The district loses funding for each district student that attends a charter or cyber charter school other than the Virtual Academy.

“We try to make sure everybody understands, when folks leave, those dollars leave their schools,” Stewart said. “That means cutting staff.”

Cost-per-student numbers are determined for the special education and regular education students in a district based on calculations on a previous year’s budget.

When one student leaves, the assigned dollars go with them. If a district of 4,000 students loses 200 to cyber schools, it may not see a significant cost savings — a few students out of a class may not lessen the number of classes that are needed. But, the district may have to cut staff anyway to keep the budget balanced.

That is the district’s challenge.

The challenge for parents is knowing if a cyber school is right for their student.

The Pennsylvania School Board Association are sharing information that indicates cyber charter schools do not perform as well as public schools, despite receiving funding based on the amoun a brick-and-mortar district would spend.

“A June 2 paper from the highly respected Brookings Institution stated, ‘We find the impact of attending a virtual charter on student achievement is uniformly and profoundly negative,’ and then went on to say that ‘there is no evidence that virtual charter students improve in subsequent years,'” according to a release from PSBA.

“In 2016, the National Association of Charter School Authorizers, National Alliance for Public Charter Schools, and the national charter lobbying group 50CAN released a report on cyber charters that found that overall, cyber students make no significant gains in math and less than half the gains in reading compared with their peers in traditional public schools,” according to PSBA. “A Stanford University CREDO Study in 2015 found that cyber students on average lost 72 days a year in reading and 180 days a year in math compared with students in traditional public schools.”

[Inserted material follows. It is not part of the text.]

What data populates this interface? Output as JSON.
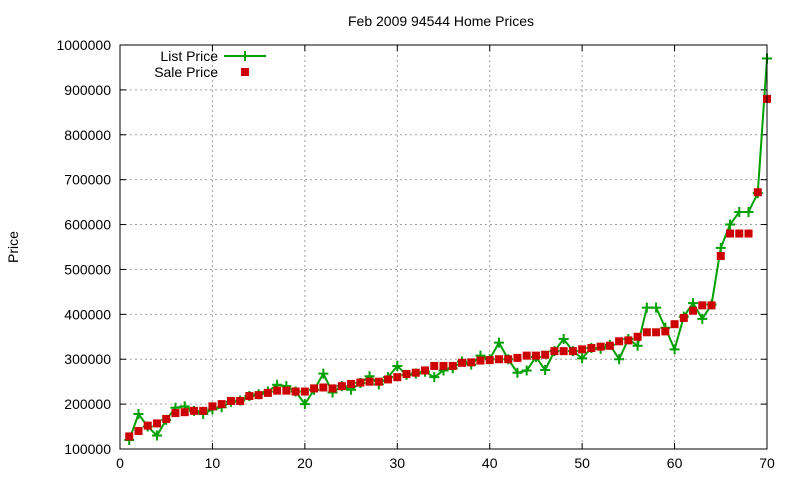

“From 2005 through 2012 under the federal No Child Left Behind Act, most Pennsylvania cybers never made ‘adequate yearly progress,'” according to PSBA. “Following NCLB, for all five years (2013-2017) that Pennsylvania’s School Performance Profile system was in place, not one cyber charter ever achieved a passing score of 70.”

“Under Pennsylvania’s current accountability system, the Future Ready PA Index, all 15 cyber charters that operated 2018-2019 have been identified for some level of support and improvement,” PSBA reported.

“One of the most common things that we find when students leave for outside cybers is that they are not monitored closely and carefully, end up failing classes, and return to the district short credits,” Stewart said. “That’s a big deal.”